Nous devons redorer le blason de l’hôtellerie, attirer des jeunes dès le cycle d’orientation et informer les professionnels de l’orientation. On doit, autour de nos métiers de passion, parler des avantages et des opportunités. Par exemple, le lundi et le mardi, lors de mes jours de congé, je peux profiter des pistes de ski avec moins de monde. Les conditions salariales évoluent également.

Au sujet de l’énergie, plusieurs opinions divergent dans votre comité…
Oui, certains voudraient que les prix soient plafonnés. La situation reste problématique pour les hôtels avec spa et piscine. Globalement, il faut que le Valais se rende plus indépendant énergétiquement. Ces débats vont de pair avec ceux liés au tourisme durable. J’ai participé à un atelier sur le tourisme 4 saisons organisé par le canton du Valais. On doit se poser des questions quand on voit cet été des températures à 40 degrés, alternées avec de la grêle et de la neige sur les sommets des Dents du Midi.

Comment se déroule la saison estivale pour le Valais?
Quand on annonce des records d’affluence à Genève, on peut en déduire que cela ne présage rien de bon pour nous. Les mois de mai et de juin furent moins bons que les perspectives envisagées. Mais 2022 reste extraordinaire et on revient maintenant aux chiffres d’avant la pandémie. Les établissements comprenant un spa s’en sortent bien le week-end et nous, avec notre clientèle séminaire, plutôt en semaine. On remarque que les Suisses viennent moins, alors que l’on voit davantage d’Américains, et l’ouverture de la Chine ne peut que nous réjouir.

Et le comportement des clients en termes de réservations évolue aussi?
Oui, à Champéry, en juillet et en août, tout se fait en dernière minute. On reçoit beaucoup moins de demandes pour deux semaines complètes. Le cours de l’euro ne nous aide pas, surtout envers les clientèles allemande, belge, française qui baissent.

Et en plaine, comment la situation évolue-t-elle?
Je reçois des bons échos de Sion. Leur marché permet d’accueillir de nouveaux acteurs comme Ibis ou le projet d’ouverture du nouvel hôtel dans la gare. Ils travaillent beaucoup sur l’événementiel et sur des séjours d’une seule nuit. La situation semble plus compliquée à Martigny, avec beaucoup moins de bus de tour-opérateurs vers Chamonix, Zermatt ou Genève qu’avant.
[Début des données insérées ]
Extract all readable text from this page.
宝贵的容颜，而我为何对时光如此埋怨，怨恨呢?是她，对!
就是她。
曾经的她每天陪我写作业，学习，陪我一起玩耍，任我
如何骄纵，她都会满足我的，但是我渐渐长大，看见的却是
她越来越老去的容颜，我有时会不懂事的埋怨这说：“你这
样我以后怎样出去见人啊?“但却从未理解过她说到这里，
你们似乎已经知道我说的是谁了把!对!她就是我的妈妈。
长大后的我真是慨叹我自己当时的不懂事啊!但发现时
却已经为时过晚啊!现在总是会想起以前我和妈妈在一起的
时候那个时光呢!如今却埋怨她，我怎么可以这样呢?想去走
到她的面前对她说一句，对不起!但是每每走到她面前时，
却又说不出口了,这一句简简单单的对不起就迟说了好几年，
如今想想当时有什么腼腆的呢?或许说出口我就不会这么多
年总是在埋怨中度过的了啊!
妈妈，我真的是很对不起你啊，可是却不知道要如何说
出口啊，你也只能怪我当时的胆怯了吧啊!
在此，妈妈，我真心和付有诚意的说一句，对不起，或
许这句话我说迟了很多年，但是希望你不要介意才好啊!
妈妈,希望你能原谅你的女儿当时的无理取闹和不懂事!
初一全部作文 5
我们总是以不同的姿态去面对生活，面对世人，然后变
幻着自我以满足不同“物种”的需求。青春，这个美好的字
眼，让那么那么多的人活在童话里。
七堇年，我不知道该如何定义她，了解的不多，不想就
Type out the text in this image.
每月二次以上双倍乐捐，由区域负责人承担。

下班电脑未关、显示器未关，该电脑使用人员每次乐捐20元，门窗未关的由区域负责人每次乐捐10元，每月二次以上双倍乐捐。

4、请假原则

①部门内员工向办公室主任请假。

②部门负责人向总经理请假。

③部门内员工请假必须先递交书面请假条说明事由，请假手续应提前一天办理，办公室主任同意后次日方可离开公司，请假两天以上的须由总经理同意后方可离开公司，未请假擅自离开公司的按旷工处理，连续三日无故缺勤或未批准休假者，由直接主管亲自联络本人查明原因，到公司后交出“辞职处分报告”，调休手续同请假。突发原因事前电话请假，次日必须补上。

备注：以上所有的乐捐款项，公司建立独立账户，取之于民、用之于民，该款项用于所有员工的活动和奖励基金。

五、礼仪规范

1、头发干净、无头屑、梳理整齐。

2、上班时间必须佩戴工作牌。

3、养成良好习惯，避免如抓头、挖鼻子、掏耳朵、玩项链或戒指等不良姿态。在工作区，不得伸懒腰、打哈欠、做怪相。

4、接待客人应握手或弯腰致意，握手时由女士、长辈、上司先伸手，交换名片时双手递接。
Mais l’école Vatel garantit encore passablement de nuitées.

La digitalisation devient-elle un thème pour l’Association hôtelière du Valais?
Bien sûr, notamment à travers l'excellent projet valaisan Digitourism, qui soutient aussi des structures modestes à hauteur de 4000 francs renouvelables chaque année. A l'Hôtel Suisse, cela nous a permis d’établir notre stratégie sur les séminaires ou de travailler sur des devis en ligne.

Les clefs d'un hôtel familial
Lara Berra reprend la direction de l’Hôtel Suisse à Champéry, avec sa sœur Camillia, fin 2017. Un 3 étoiles familial de quarante chambres toutes différentes et réparties en 5 catégories, acquis par ses parents en 2003. Lara Berra est titulaire d’un bachelor de l’Ecole hôtelière de Lausanne. En septembre 2022, elle succède à Markus Schmid qui aura présidé l'Association hôtelière du Valais durant neuf ans. Un coprésident en la personne d'Olivier Andenmatten de l’Activ Hotel et Spa Hannigalp, Grächen, sera proposé à l’Assemblée générale le 31 août prochain.